Überschwemmungen in Olongapo City zwingen über 1.000 Menschen zur Evakuierung

Anhaltende Monsunregen haben in der philippinischen Stadt Olongapo zu großflächigen Überschwemmungen geführt und mehr als 1.000 Einwohner dazu gezwungen, sicherere und höher gelegene Gebiete aufzusuchen.

Defocused Blurred People Walking Under The Rain With Umbrellas During Flooding In The StreetOaklandImages
Symbolbild: Envato

Bereits in der Nacht auf Freitag hatten steigende Flusspegel dazu geführt, dass das Wasser über die Ufer trat und Bewohner in verschiedenen Teilen der Stadt in den Fluten eingeschlossen wurden. Fotos von Bürgermeister Rolen Paulino Jr. dokumentierten die Situation der eingeschlossenen Menschen. Nach Angaben des Informationszentrums von Olongapo City befanden sich am Samstagvormittag gegen 9:30 Uhr insgesamt 1.395 Personen aus 452 Familien in Evakuierungszentren, während einige Betroffene nicht in den offiziell ausgewiesenen Unterkünften untergebracht werden konnten und außerhalb dieser Zentren bleiben mussten.

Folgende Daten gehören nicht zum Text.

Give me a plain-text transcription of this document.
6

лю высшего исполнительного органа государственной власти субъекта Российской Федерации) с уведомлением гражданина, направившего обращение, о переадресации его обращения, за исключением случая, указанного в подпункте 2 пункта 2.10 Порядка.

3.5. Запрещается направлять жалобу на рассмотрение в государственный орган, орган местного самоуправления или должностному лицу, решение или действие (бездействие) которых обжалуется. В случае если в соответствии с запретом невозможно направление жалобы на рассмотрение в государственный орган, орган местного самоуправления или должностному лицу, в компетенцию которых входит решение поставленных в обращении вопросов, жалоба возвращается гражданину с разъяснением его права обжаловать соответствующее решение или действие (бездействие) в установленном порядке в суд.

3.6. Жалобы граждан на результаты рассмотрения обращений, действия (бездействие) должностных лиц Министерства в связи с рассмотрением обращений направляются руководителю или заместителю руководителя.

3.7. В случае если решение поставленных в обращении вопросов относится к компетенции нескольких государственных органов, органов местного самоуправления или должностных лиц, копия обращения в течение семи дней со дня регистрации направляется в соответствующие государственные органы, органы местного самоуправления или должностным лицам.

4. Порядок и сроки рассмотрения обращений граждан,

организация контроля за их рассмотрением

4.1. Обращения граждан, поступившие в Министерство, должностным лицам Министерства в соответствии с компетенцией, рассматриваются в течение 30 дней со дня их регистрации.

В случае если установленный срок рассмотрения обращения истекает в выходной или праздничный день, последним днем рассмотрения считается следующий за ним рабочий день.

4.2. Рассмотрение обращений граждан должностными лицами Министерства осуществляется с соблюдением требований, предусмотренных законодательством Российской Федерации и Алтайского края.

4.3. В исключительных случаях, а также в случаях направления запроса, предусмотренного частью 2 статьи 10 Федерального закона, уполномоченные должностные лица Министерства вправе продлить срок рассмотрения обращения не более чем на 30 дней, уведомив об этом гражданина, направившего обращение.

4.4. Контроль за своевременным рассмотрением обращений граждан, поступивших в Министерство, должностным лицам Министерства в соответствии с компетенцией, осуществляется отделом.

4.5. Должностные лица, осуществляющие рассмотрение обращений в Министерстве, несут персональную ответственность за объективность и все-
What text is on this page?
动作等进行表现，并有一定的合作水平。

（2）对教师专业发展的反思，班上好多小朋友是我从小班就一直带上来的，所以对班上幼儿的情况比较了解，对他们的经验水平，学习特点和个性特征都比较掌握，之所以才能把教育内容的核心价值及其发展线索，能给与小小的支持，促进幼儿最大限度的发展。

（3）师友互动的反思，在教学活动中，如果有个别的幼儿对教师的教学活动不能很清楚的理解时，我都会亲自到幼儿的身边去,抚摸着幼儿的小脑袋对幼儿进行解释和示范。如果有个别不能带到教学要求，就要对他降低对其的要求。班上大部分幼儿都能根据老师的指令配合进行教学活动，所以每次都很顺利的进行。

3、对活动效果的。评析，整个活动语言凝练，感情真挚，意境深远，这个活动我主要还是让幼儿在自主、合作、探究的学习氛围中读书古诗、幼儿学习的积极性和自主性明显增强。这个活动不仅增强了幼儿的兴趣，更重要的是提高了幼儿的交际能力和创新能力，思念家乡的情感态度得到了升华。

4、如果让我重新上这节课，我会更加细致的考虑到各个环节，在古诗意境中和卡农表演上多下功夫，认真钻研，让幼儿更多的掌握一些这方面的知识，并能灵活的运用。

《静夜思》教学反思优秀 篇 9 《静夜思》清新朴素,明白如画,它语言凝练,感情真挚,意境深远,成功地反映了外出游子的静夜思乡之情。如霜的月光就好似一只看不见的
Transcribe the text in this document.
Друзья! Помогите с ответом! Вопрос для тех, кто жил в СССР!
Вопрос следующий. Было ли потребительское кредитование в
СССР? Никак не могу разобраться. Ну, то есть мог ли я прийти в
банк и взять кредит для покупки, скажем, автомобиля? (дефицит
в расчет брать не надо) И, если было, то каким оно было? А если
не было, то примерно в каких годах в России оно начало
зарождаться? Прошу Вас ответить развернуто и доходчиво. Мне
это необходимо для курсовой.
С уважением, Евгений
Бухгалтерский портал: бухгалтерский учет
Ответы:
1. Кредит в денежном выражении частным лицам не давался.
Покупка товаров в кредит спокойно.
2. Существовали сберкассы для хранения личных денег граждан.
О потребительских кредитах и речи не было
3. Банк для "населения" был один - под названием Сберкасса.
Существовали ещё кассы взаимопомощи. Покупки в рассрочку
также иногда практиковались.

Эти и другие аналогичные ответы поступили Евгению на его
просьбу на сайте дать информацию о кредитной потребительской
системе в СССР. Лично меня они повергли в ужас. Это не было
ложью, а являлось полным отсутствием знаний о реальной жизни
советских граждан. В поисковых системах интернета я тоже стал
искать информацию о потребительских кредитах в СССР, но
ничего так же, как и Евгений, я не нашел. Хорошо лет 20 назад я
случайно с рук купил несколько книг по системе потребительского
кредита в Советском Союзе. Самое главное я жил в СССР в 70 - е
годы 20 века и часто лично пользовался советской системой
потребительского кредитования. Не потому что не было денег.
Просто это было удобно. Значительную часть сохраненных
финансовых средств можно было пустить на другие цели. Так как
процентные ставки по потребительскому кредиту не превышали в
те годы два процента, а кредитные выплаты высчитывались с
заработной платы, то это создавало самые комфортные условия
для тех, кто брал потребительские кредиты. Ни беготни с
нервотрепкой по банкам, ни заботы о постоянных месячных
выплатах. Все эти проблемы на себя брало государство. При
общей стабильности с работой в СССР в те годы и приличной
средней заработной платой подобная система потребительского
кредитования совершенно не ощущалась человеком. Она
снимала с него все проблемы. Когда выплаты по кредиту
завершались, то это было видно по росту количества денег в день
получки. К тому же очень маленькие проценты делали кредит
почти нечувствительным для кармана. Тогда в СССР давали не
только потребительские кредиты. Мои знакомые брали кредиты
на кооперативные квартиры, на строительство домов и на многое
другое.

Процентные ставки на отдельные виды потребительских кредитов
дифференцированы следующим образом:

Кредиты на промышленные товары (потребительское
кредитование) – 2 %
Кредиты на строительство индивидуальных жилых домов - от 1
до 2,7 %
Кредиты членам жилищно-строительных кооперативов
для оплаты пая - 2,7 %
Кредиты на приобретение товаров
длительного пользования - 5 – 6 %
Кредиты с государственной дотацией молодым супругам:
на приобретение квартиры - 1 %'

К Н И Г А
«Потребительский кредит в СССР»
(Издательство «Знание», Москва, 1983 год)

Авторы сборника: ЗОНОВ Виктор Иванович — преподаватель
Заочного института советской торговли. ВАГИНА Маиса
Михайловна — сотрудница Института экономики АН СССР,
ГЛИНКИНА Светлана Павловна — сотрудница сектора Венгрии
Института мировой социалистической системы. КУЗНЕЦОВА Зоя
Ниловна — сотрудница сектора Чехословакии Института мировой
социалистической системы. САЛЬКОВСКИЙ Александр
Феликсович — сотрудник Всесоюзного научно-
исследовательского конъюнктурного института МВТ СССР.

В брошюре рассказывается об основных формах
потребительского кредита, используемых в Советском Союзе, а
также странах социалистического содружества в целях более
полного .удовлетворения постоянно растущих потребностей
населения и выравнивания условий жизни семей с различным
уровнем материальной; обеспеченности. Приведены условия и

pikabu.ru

Die staatliche Wetterbehörde PAGASA erklärte, dass der Südwestmonsun, lokal als Habagat bekannt, weiterhin Einfluss auf Luzon und somit auch auf Olongapo City nimmt. Zudem beobachtet die Behörde ein Tiefdruckgebiet, das sich etwa 520 Kilometer nordnordöstlich von Itbayat, Batanes, befindet. Für die Provinz Zambales werden von Samstag bis Montag Niederschlagsmengen zwischen 100 und 200 Millimetern prognostiziert.